Archive for December, 2013

Response to Joan Vennochi

Friday, December 27th, 2013

Joan Vennochi hit on some interesting points related to bicycling in the city and its position in the political landscape. While her auto-centrism shouts out from behind her attempt at neutrality, she’s right that cycling shouldn’t be a conservative or liberal issue.

But driving cycling into the local political landscape is important. The common ground we share is our local streets. For too long automobiles have had the sole franchise on street planning, parking and infrastructure investment all at the cost to others. It’s no wonder the demographic of today’s early adopting riders are young men as the number one thing preventing more folks from riding is their fear for their own safety from the preponderance of automobiles clogging and hogging our streets.

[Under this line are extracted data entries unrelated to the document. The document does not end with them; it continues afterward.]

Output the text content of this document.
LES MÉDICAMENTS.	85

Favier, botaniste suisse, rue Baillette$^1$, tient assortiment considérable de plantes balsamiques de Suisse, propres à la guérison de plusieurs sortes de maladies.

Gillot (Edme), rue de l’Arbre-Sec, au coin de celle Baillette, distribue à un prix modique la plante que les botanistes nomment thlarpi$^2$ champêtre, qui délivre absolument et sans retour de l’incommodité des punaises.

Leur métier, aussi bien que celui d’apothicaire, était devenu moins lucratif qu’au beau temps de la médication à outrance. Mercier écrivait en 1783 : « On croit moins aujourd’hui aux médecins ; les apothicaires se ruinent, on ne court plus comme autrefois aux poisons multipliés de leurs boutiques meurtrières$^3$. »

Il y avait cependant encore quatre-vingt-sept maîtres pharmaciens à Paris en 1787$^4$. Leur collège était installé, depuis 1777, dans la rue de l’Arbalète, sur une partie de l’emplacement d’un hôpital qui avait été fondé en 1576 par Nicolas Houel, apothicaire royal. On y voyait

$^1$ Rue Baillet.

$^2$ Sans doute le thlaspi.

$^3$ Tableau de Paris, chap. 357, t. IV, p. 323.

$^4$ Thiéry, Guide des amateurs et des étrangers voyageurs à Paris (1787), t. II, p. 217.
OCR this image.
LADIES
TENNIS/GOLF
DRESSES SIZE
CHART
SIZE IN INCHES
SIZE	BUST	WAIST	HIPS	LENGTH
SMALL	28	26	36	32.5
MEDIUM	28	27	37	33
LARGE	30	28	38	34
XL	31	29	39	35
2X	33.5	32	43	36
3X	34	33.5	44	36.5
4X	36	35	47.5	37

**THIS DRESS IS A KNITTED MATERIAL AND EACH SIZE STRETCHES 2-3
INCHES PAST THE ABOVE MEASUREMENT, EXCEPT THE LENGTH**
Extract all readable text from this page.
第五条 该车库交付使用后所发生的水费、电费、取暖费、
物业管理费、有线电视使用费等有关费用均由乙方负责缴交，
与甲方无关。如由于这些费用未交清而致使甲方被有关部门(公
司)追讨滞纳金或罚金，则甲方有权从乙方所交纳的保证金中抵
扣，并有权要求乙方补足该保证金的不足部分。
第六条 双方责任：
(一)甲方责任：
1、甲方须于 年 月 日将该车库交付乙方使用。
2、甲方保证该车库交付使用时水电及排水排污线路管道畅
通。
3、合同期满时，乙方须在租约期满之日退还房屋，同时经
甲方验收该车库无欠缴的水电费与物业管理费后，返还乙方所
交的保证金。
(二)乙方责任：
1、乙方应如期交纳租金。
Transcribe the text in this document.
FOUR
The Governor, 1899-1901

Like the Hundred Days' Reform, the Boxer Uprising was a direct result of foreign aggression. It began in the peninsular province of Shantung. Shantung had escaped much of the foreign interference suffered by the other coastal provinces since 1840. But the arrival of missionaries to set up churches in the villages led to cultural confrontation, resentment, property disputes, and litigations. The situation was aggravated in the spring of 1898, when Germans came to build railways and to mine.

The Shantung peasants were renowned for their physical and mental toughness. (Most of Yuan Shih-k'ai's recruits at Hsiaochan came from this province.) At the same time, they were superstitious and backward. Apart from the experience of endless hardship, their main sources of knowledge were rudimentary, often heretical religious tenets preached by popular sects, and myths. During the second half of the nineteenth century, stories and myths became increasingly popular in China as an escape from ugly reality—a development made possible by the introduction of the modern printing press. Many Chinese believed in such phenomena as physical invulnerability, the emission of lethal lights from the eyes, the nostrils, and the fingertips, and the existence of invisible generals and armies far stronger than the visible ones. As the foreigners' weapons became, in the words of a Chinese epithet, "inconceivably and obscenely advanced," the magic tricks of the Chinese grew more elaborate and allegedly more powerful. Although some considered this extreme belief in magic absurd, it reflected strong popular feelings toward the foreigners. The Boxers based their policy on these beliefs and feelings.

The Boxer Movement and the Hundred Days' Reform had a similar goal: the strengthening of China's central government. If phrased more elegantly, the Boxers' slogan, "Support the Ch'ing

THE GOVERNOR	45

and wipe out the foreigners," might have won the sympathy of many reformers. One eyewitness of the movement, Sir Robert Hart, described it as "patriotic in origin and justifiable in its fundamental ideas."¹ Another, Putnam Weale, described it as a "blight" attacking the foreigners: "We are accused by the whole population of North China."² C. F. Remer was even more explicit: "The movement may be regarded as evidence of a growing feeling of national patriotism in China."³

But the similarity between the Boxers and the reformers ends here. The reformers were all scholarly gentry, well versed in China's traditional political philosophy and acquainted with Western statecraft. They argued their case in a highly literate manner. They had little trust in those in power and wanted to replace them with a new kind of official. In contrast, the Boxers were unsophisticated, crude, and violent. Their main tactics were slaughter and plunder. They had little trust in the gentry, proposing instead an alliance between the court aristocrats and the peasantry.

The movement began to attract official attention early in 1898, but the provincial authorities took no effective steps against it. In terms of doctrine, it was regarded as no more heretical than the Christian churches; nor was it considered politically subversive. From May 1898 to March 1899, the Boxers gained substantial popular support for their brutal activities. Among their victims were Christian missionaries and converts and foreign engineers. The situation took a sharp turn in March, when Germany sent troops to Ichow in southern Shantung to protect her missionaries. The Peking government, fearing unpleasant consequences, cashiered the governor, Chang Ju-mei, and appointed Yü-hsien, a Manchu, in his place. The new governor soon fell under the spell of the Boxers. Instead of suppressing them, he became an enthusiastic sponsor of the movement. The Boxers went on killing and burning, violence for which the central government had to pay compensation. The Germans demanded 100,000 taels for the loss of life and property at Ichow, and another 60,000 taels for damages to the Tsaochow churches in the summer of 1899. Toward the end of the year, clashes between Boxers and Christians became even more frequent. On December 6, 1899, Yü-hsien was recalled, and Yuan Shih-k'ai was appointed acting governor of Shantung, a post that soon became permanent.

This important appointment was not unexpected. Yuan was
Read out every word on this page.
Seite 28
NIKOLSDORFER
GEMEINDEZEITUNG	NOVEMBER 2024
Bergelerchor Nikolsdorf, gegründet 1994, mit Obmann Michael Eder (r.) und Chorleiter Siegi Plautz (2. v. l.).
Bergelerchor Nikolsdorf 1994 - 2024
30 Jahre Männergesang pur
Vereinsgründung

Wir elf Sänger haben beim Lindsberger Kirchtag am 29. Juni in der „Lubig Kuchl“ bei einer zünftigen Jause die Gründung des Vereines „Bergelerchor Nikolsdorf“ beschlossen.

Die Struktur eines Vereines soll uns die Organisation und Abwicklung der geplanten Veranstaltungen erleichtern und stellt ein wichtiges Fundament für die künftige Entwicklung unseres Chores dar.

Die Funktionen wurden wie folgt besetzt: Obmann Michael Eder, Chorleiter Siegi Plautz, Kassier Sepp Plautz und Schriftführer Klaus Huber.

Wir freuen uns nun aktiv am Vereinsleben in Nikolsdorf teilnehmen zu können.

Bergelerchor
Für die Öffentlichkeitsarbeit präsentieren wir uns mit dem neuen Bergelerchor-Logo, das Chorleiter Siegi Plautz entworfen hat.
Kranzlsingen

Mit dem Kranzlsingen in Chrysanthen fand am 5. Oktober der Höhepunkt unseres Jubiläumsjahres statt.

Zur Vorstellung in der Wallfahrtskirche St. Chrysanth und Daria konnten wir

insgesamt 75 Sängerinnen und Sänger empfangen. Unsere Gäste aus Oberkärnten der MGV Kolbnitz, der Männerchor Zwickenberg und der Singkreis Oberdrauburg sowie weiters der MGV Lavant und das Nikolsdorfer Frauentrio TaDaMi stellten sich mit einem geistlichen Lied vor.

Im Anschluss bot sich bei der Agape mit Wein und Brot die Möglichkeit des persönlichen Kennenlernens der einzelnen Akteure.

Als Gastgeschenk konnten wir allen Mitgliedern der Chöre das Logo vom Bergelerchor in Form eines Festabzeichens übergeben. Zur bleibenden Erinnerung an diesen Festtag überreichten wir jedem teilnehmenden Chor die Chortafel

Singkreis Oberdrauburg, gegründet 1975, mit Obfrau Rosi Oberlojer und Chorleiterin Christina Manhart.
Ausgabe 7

Vennochi almost makes the connection that for every rider there is one less person in a car or truck clogging the streets, but alas she failed. She also failed to realize that parking isn’t what local businesses need in order to thrive, but better friendlier street design that provides safe access for everyone especially pedestrians and cyclists. There is a growing mass of evidence of the economic benefits of complete street design and there are examples where conservative elected officials recognize it and they’ve begun to adopt complete streets as part of their agenda.

Besides if today’s conservatives truly lived up to the meaning of that word, they’d be all for saving money, time and resources for little cost to the government. After all most riders motivation isn’t politics, but saving time and money while getting free exercise. It certainly isn’t to irritate “driver seat” liberals like Joan Vennochi.

Neighborhood groups impediment to expanding bike infrastructure

Friday, December 6th, 2013

We attended the community meeting on Seaver Street to finalize the plans for traffic calming and installing bike infrastructure. Apparently it was a reboot of an effort that was torpedoed by a few vocal local community members representing various local community groups. The word out of that meeting was that cycle tracks were doomed.

The DPW and Boston Bikes did a little more homework and political background work between meetings in hopes of turning things around. They met with the local nay sayers and developed an alternate plan that answered the immediate concerns. Then they quietly lobbied to get a good cadre of local bicycle supporters to attend. Mission accomplished.

The biggest fear was a misplaced one that believed a cycle track and parking outside of that put the parker at risk far beyond anyone else. That issue alone proved to be a stumbling block for the most resistant and vocal attendee at this meeting. We love the man’s sincerity, but we hope that he can open his eyes to the big picture.

The rest of the local biking community showed up and did an awesome job of arguing for bicycle infrastructure. Some very good grass roots folks from the Y’s Roxbury Bike showed and made compelling arguments for the double track (Option 2) plan the City obviously preferred. I nearly took my hand down as both the big and small pictures were well presented and argued.

The most inspiring testimonies however were from two young men who had obvious connections to Bikes Not Bombs. Wow! Boston is going to be a great city with fine young men like the two that stood up and gave compelling intelligent and soulful reasons why Seaver Street should have cycle tracks. Wow! (Did I already say that?)

Meanwhile Boston Bikes and DPW weathered the noise of one of the most cantankerous meeting participants I’ve ever encountered. YIKES! I would have been physically afraid for my own safety had I been in Nicole Friedman’s shoes. What a contrast when the guy basically pushed her aside (6 foot + 220 lbs+ of angry man versus 5 ft? Nicole?) and took over at one point.

Boston Bikes stood their ground though, kept things civil and the crowd did the rest. Anyone who hadn’t decided before they got there obviously came down for Option 2 in the end as only a few hands went up when Option 1 was offered as a choice, while a preponderence of hands soared in proud defiance when Option 2 was offered.

So now one victory in the neighborhood. Perhaps the T and DPW should take the lesson learned here and apply it to a reboot of the cold nasty response the city got from the Mattapan Community about making a Silver Line like stretch up Blue Hill Avenue.

Certainly they can take what they learned home in preparation for more encounters with rabid community folks. We already hear the auto-centric resentment toward bicycles and accomodating them in the neighborhoods. While I love my neighbors who show up at constant meetings and volunteer their time and toil to making their neighborhood a better place, I’m tired of those folks sometimes feeling so entitled that they actually block progress.

But neighbohood backers of bicycle infrastructure be warned. That we need to show up at these meetings and be cool calm and positive.

I got up and spoke of the economic benefits of cycling. I also contrasted the Seaver Street proposal to the crap Dot Ave got out of state planners when instead of increased bike capacity we got more turn lanes at the major intersection.

Given the tension in the room I didn’t ask my Dot-centric quetions. The first being, what about the part of Seaver Street on the Dot-side of Blue Hill Avenue down to Erie? Lanes? Continue the love? The other? How about making it a lane not a sharrow again from Columbia Road to Seaver. It was installed as a lane, but made into a sharrow later. With a cycle track that turns into a real weak point as a sharrow.